To say Pfizer's been accused of wrongdoing is like saying BP had an oil spill. Other drug companies have a portfolio of products, Pfizer has a portfolio of scandals including, but not limited to, Chantix, Lipitor, Viagra, Geodon, Trovan, Bextra, Celebrex, Lyrica, Zoloft, Halcion and drugs for osteoarthritis, Parkinson's disease, kidney transplants and leukemia.
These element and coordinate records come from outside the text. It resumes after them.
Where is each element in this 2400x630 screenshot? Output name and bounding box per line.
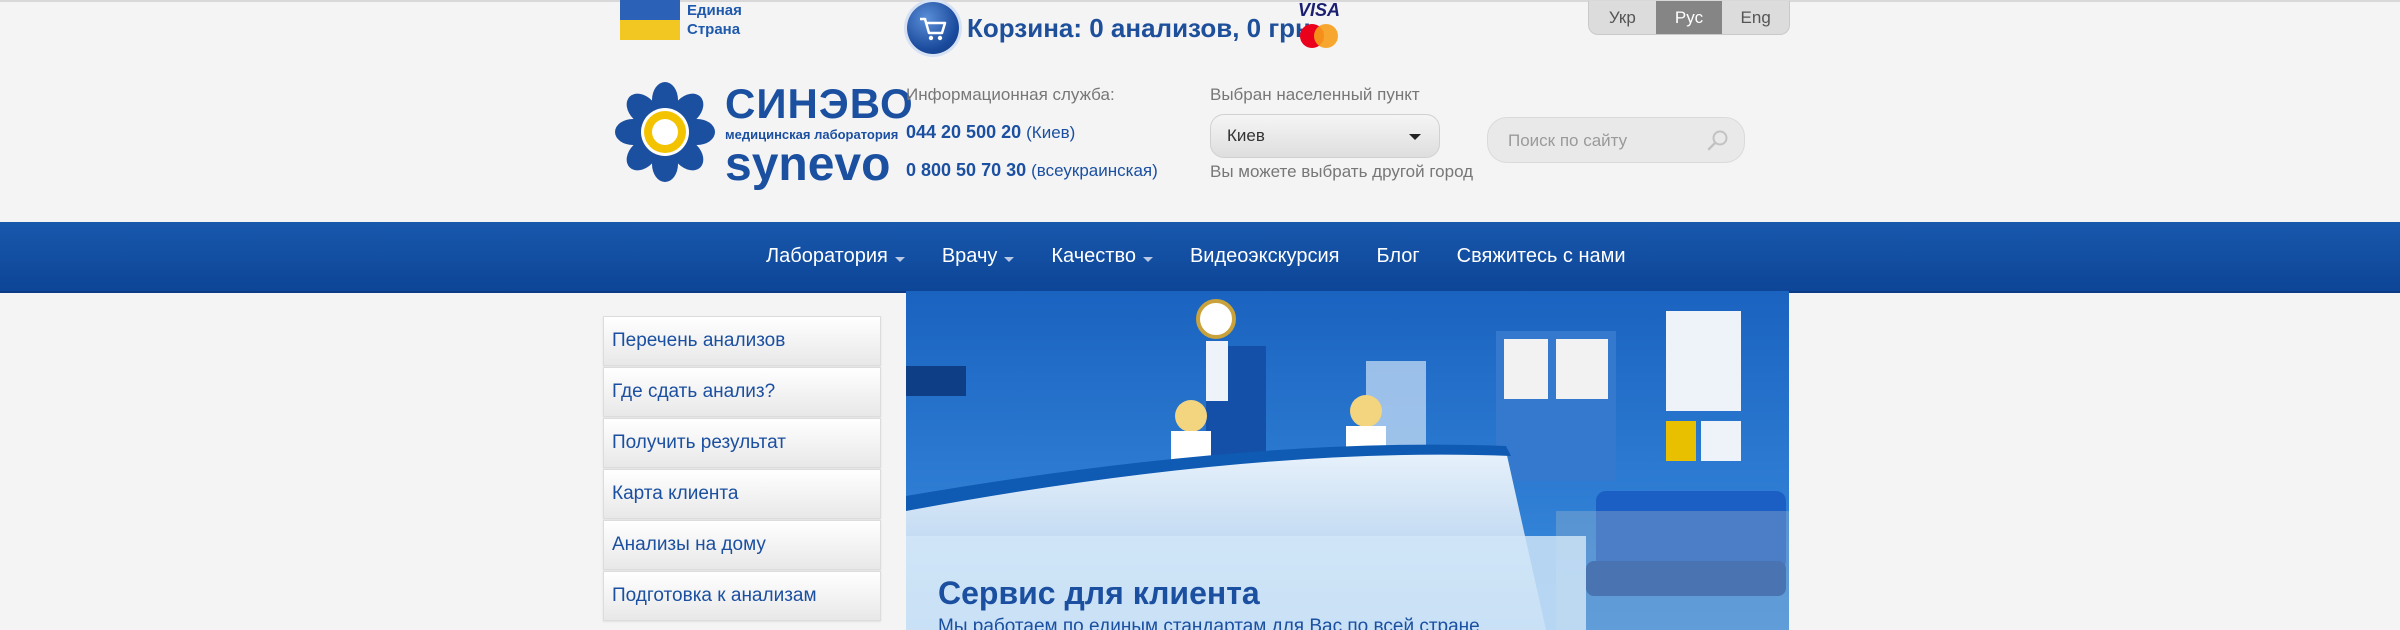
chevron-down-icon (1409, 134, 1421, 140)
language-switcher: Укр Рус Eng (1588, 1, 1790, 35)
sidebar-item-home-tests[interactable]: Анализы на дому (603, 520, 881, 570)
city-select-value: Киев (1227, 126, 1265, 145)
sidebar-item-where-to-test[interactable]: Где сдать анализ? (603, 367, 881, 417)
cart-summary-link[interactable]: Корзина: 0 анализов, 0 грн. (967, 13, 1318, 44)
city-select[interactable]: Киев (1210, 114, 1440, 158)
banner-title: Сервис для клиента (938, 575, 1260, 611)
cart-icon[interactable] (907, 2, 959, 54)
nav-label: Свяжитесь с нами (1456, 245, 1626, 267)
phone-national-note: (всеукраинская) (1031, 161, 1158, 180)
lang-eng[interactable]: Eng (1722, 1, 1789, 34)
synevo-flower-icon[interactable] (615, 82, 715, 182)
nav-label: Врачу (941, 245, 998, 267)
flag-text-line2: Страна (687, 21, 741, 38)
search-input[interactable] (1506, 128, 1700, 154)
search-box (1487, 117, 1745, 163)
phone-kiev[interactable]: 044 20 500 20 (Киев) (906, 122, 1075, 143)
nav-label: Качество (1051, 245, 1136, 267)
nav-item-doctor[interactable]: Врачу (942, 245, 1015, 268)
sidebar-item-analyses-list[interactable]: Перечень анализов (603, 316, 881, 366)
visa-logo: VISA (1298, 0, 1341, 20)
chevron-down-icon (894, 257, 905, 262)
chevron-down-icon (1142, 257, 1153, 262)
nav-item-laboratory[interactable]: Лаборатория (766, 245, 905, 268)
phone-national-number: 0 800 50 70 30 (906, 160, 1027, 180)
logo-text-en[interactable]: synevo (725, 137, 890, 192)
nav-item-video-tour[interactable]: Видеоэкскурсия (1190, 245, 1339, 268)
hero-banner[interactable]: Сервис для клиента Мы работаем по единым… (906, 291, 1789, 630)
sidebar-item-preparation[interactable]: Подготовка к анализам (603, 571, 881, 621)
lang-ukr[interactable]: Укр (1589, 1, 1656, 34)
mastercard-logo (1295, 22, 1343, 50)
nav-item-quality[interactable]: Качество (1051, 245, 1153, 268)
phone-kiev-note: (Киев) (1026, 123, 1076, 142)
united-country-link[interactable]: Единая Страна (687, 1, 742, 39)
city-label: Выбран населенный пункт (1210, 85, 1420, 104)
ukraine-flag-icon[interactable] (620, 0, 680, 40)
flag-text-line1: Единая (687, 2, 742, 19)
nav-item-blog[interactable]: Блог (1376, 245, 1419, 268)
chevron-down-icon (1004, 257, 1015, 262)
nav-label: Видеоэкскурсия (1189, 245, 1340, 267)
city-hint: Вы можете выбрать другой город (1210, 162, 1474, 181)
sidebar-item-get-results[interactable]: Получить результат (603, 418, 881, 468)
nav-label: Блог (1376, 245, 1420, 267)
logo-text-ru[interactable]: СИНЭВО (725, 80, 914, 128)
phone-national[interactable]: 0 800 50 70 30 (всеукраинская) (906, 160, 1158, 181)
nav-item-contact[interactable]: Свяжитесь с нами (1457, 245, 1626, 268)
search-icon[interactable] (1706, 128, 1730, 152)
lang-rus[interactable]: Рус (1655, 1, 1723, 34)
phone-kiev-number: 044 20 500 20 (906, 122, 1022, 142)
top-border (0, 0, 2400, 2)
sidebar-menu: Перечень анализов Где сдать анализ? Полу… (603, 316, 881, 622)
info-service-label: Информационная служба: (906, 85, 1115, 104)
nav-label: Лаборатория (766, 245, 888, 267)
banner-text: Мы работаем по единым стандартам для Вас… (938, 616, 1480, 630)
sidebar-item-client-card[interactable]: Карта клиента (603, 469, 881, 519)
main-nav: Лаборатория Врачу Качество Видеоэкскурси… (0, 222, 2400, 293)
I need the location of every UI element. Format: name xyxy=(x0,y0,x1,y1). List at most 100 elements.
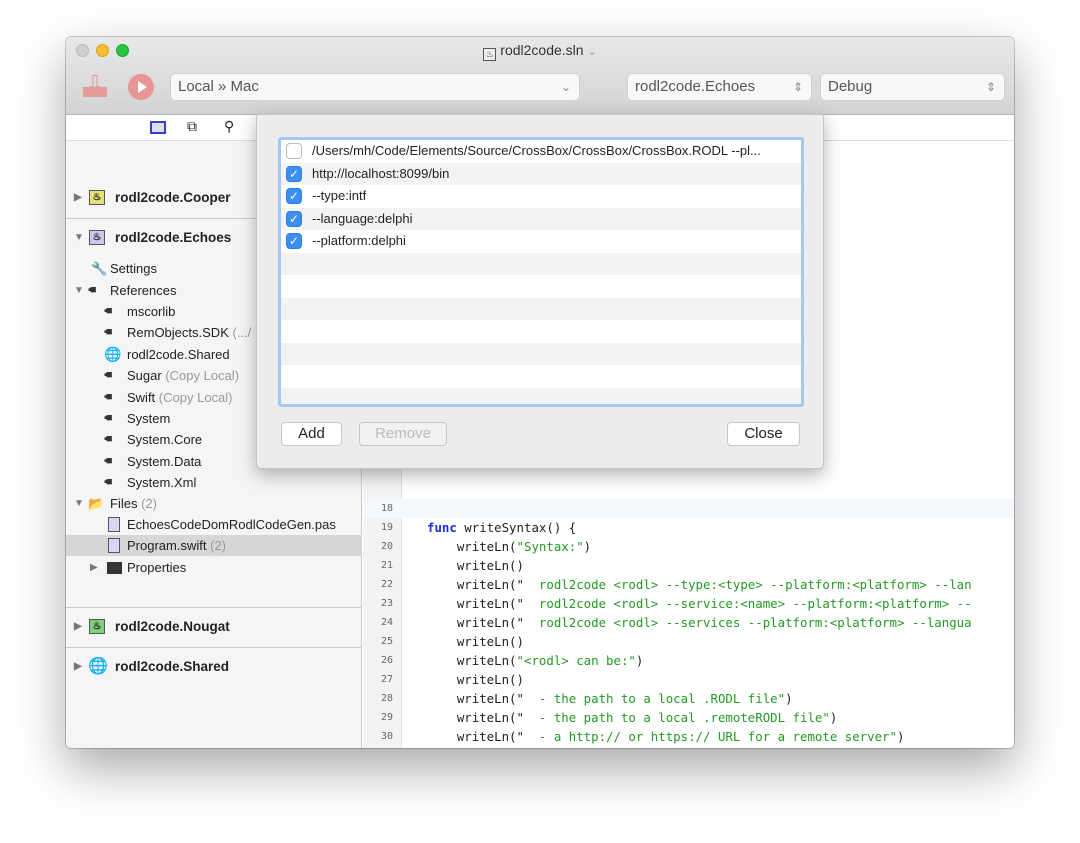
file-warning-icon xyxy=(108,538,120,553)
title-bar: ♨ rodl2code.sln ⌄ ⇩ Local » Mac ⌄ rodl2cod… xyxy=(66,37,1014,115)
project-value: rodl2code.Echoes xyxy=(635,78,756,95)
remove-button[interactable]: Remove xyxy=(359,422,447,446)
code-line: 19 func writeSyntax() { xyxy=(363,518,1014,537)
file-label: EchoesCodeDomRodlCodeGen.pas xyxy=(127,517,336,532)
code-line: 24 writeLn(" rodl2code <rodl> --services… xyxy=(363,613,1014,632)
destination-dropdown[interactable]: Local » Mac ⌄ xyxy=(170,73,580,101)
project-label: rodl2code.Shared xyxy=(115,659,230,674)
code-line: 31 writeLn() xyxy=(363,746,1014,748)
argument-checkbox[interactable]: ✓ xyxy=(286,233,302,249)
reference-icon: ▪■ xyxy=(104,305,112,317)
project-label: rodl2code.Nougat xyxy=(115,619,230,634)
line-number: 21 xyxy=(380,560,393,571)
window-title[interactable]: ♨ rodl2code.sln ⌄ xyxy=(66,42,1014,61)
code-text: writeLn() xyxy=(427,672,524,687)
code-line: 27 writeLn() xyxy=(363,670,1014,689)
empty-row xyxy=(281,387,801,404)
file-icon xyxy=(108,517,120,532)
project-view-icon[interactable] xyxy=(150,121,166,134)
empty-row xyxy=(281,297,801,320)
argument-row[interactable]: ✓ --type:intf xyxy=(281,185,801,208)
run-button[interactable] xyxy=(128,74,154,100)
reference-name: RemObjects.SDK xyxy=(127,325,229,341)
file-label: Program.swift xyxy=(127,538,207,553)
destination-value: Local » Mac xyxy=(178,78,259,95)
line-number: 19 xyxy=(380,522,393,533)
empty-row xyxy=(281,342,801,365)
empty-row xyxy=(281,252,801,275)
chevron-down-icon: ⌄ xyxy=(560,80,571,94)
code-text: writeLn(" xyxy=(427,729,524,744)
wrench-icon: 🔧 xyxy=(91,261,108,276)
hierarchy-view-icon[interactable]: ⧉ xyxy=(187,118,197,135)
file-item-selected[interactable]: Program.swift (2) xyxy=(66,535,362,556)
line-number: 30 xyxy=(380,731,393,742)
reference-name: Sugar xyxy=(127,368,162,384)
string-literal: "<rodl> can be:" xyxy=(516,653,636,668)
string-literal: rodl2code <rodl> --services --platform:<… xyxy=(523,615,972,630)
line-number: 25 xyxy=(380,636,393,647)
argument-row[interactable]: ✓ --platform:delphi xyxy=(281,230,801,253)
code-text: writeLn(" xyxy=(427,577,524,592)
reference-icon: ▪■ xyxy=(104,454,112,467)
echoes-project-icon: ♨ xyxy=(89,230,105,245)
project-shared[interactable]: ▶ 🌐 rodl2code.Shared xyxy=(66,656,362,677)
argument-checkbox[interactable]: ✓ xyxy=(286,188,302,204)
code-text: writeLn() xyxy=(427,558,524,573)
arguments-list[interactable]: /Users/mh/Code/Elements/Source/CrossBox/… xyxy=(278,137,804,407)
empty-row xyxy=(281,320,801,343)
argument-checkbox[interactable]: ✓ xyxy=(286,165,302,182)
line-number: 26 xyxy=(380,655,393,666)
files-item[interactable]: ▼ 📂 Files (2) xyxy=(66,493,362,514)
search-icon[interactable]: ⚲ xyxy=(224,118,234,135)
keyword: func xyxy=(427,520,457,535)
file-item[interactable]: EchoesCodeDomRodlCodeGen.pas xyxy=(66,514,362,535)
nougat-project-icon: ♨ xyxy=(89,619,105,634)
code-line: 23 writeLn(" rodl2code <rodl> --service:… xyxy=(363,594,1014,613)
line-number: 24 xyxy=(380,617,393,628)
build-button[interactable]: ⇩ xyxy=(81,71,109,99)
reference-icon: ▪■ xyxy=(104,390,112,403)
code-line: 26 writeLn("<rodl> can be:") xyxy=(363,651,1014,670)
code-text: writeLn(" xyxy=(427,615,524,630)
argument-row[interactable]: ✓ --language:delphi xyxy=(281,207,801,230)
reference-name: Swift xyxy=(127,389,156,405)
reference-note: (.../ xyxy=(232,325,252,341)
close-button[interactable]: Close xyxy=(727,422,800,446)
string-literal: rodl2code <rodl> --service:<name> --plat… xyxy=(523,596,972,611)
code-text: ) xyxy=(785,691,793,706)
argument-checkbox[interactable]: ✓ xyxy=(286,210,302,227)
argument-text: --platform:delphi xyxy=(312,233,406,248)
configuration-selector[interactable]: Debug ⇕ xyxy=(820,73,1005,101)
reference-icon: ▪■ xyxy=(104,369,112,382)
add-button[interactable]: Add xyxy=(281,422,342,446)
code-text: writeSyntax() { xyxy=(456,520,577,535)
reference-name: rodl2code.Shared xyxy=(127,346,230,362)
code-text: writeLn( xyxy=(427,653,517,668)
argument-checkbox[interactable] xyxy=(286,143,302,159)
project-nougat[interactable]: ▶ ♨ rodl2code.Nougat xyxy=(66,616,362,637)
code-text: writeLn( xyxy=(427,539,517,554)
folder-icon: 📂 xyxy=(88,496,105,511)
code-text: ) xyxy=(896,729,905,744)
chevron-down-icon: ⌄ xyxy=(587,46,597,58)
string-literal: - the path to a local .remoteRODL file" xyxy=(523,710,830,725)
line-number: 28 xyxy=(380,693,393,704)
reference-icon: ▪■ xyxy=(104,476,112,489)
properties-item[interactable]: ▶ Properties xyxy=(66,557,362,578)
code-text: writeLn() xyxy=(427,634,524,649)
line-number: 27 xyxy=(380,674,393,685)
reference-note: (Copy Local) xyxy=(158,389,233,405)
reference-item[interactable]: ▪■ System.Xml xyxy=(66,472,362,493)
project-selector[interactable]: rodl2code.Echoes ⇕ xyxy=(627,73,812,101)
code-line: 29 writeLn(" - the path to a local .remo… xyxy=(363,708,1014,727)
empty-row xyxy=(281,275,801,298)
argument-row[interactable]: ✓ http://localhost:8099/bin xyxy=(281,162,801,185)
code-text: writeLn(" xyxy=(427,710,524,725)
string-literal: - a http:// or https:// URL for a remote… xyxy=(523,729,897,744)
code-line: 18 xyxy=(363,499,1014,518)
argument-row[interactable]: /Users/mh/Code/Elements/Source/CrossBox/… xyxy=(281,140,801,163)
updown-icon: ⇕ xyxy=(792,80,803,94)
string-literal: rodl2code <rodl> --type:<type> --platfor… xyxy=(523,577,972,592)
empty-row xyxy=(281,365,801,388)
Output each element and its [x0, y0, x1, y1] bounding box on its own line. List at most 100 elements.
During one week in June Pfizer 1) agreed to pull its 10-year-old leukemia drug Mylotarg from the market because it caused more, not less patient deaths 2) Suspended pediatric trials of Geodon two months after the FDA said children were being overdosed 3) Suspended trials of tanezumab, an osteoarthritis pain drug, because patients got worse not better, some needing joint replacements (pattern, anyone?) 4) Was investigated by the House for off-label marketing of kidney transplant drug Rapamune and targeting African-Americans 5) Saw a researcher who helped established its Bextra, Celebrex and Lyrica as effective pain meds, Scott S Reuben, MD, trotted off to prison for research fraud 6) was sued by Blue Cross Blue Shield to recoup money it overpaid for Bextra and other drugs 7) received a letter from Sen. Charles Grassley (R-Iowa) requesting its whistleblower policy and 8) had its appeal to end lawsuits by Nigerian families who accuse it of illegal trials of the antibiotic Trovan in which 11 children died, rejected by the Supreme Court. And how was your week?
Nor does Pfizer back down when faced with legal troubles.
Even as it was under the probation of a 5-year Corporate Integrity Agreement (CIA) with Health and Human Services for withholding $20 million in Lipitor rebates owed to Medicaid in 2002, it off-label marketed its seizure drug Neurontin and entered into another CIA in 2004.
Worse, it bought Warner-Lambert in 2000, which made Neurontin, knowing the drug's marketing practices were under criminal investigation. (And knowing its Rezulin had been withdrawn.)
And even as it entered into its 2004 CIA for Neurontin, it was off-label marketing the seizure drug Lyrica, called Son of Neurontin, and three other meds, and had to enter into a third CIA, last year's $2.3 billion Bextra settlement which was the largest health care fraud settlement in US history.
The same day the settlement news broke, Pfizer announced it bought the drug giant Wyeth despite its thicket of Fen-Phen heart valve suits and Prempro cancer suits.
And there was more "bring 'em on" chutzpah.
After Vioxx and Pfizer's Bextra were withdrawn from the market for cardiovascular risks, Pfizer sought FDA approval for its Celebrex, the last legal COX-2 inhibitor, also suspected of cardiovascular risks, for use in children as young as two.
And in June, days before Pfizer suspended development of the osteoarthritis drug tanezumab for worsening joints, it touted the drug as "well-tolerated."
As a company, Pfizer, based in New York City with research headquarters in Groton, CT, looks better from the outside than the inside. Its Pac-Man like acquisition of drug companies, Warner-Lambert, Pharmacia (Searle, Upjohn), SUGEN, Vicuron, Rinat and Wyeth (also creating the world's biggest animal drug company) has created a silo structure in which the company's 90,000 employees in 90 countries feel unconnected to a corporate heartbeat. Loyalty is rare as employees in absorbed companies bought for their products alone fear getting pfired and 14,000 scientists bemoan that the company's biggies like Lipitor, Celebrex, Neurontin, Zithromax, Zyrtec and now Wyeth's Prempro weren't created inhouse.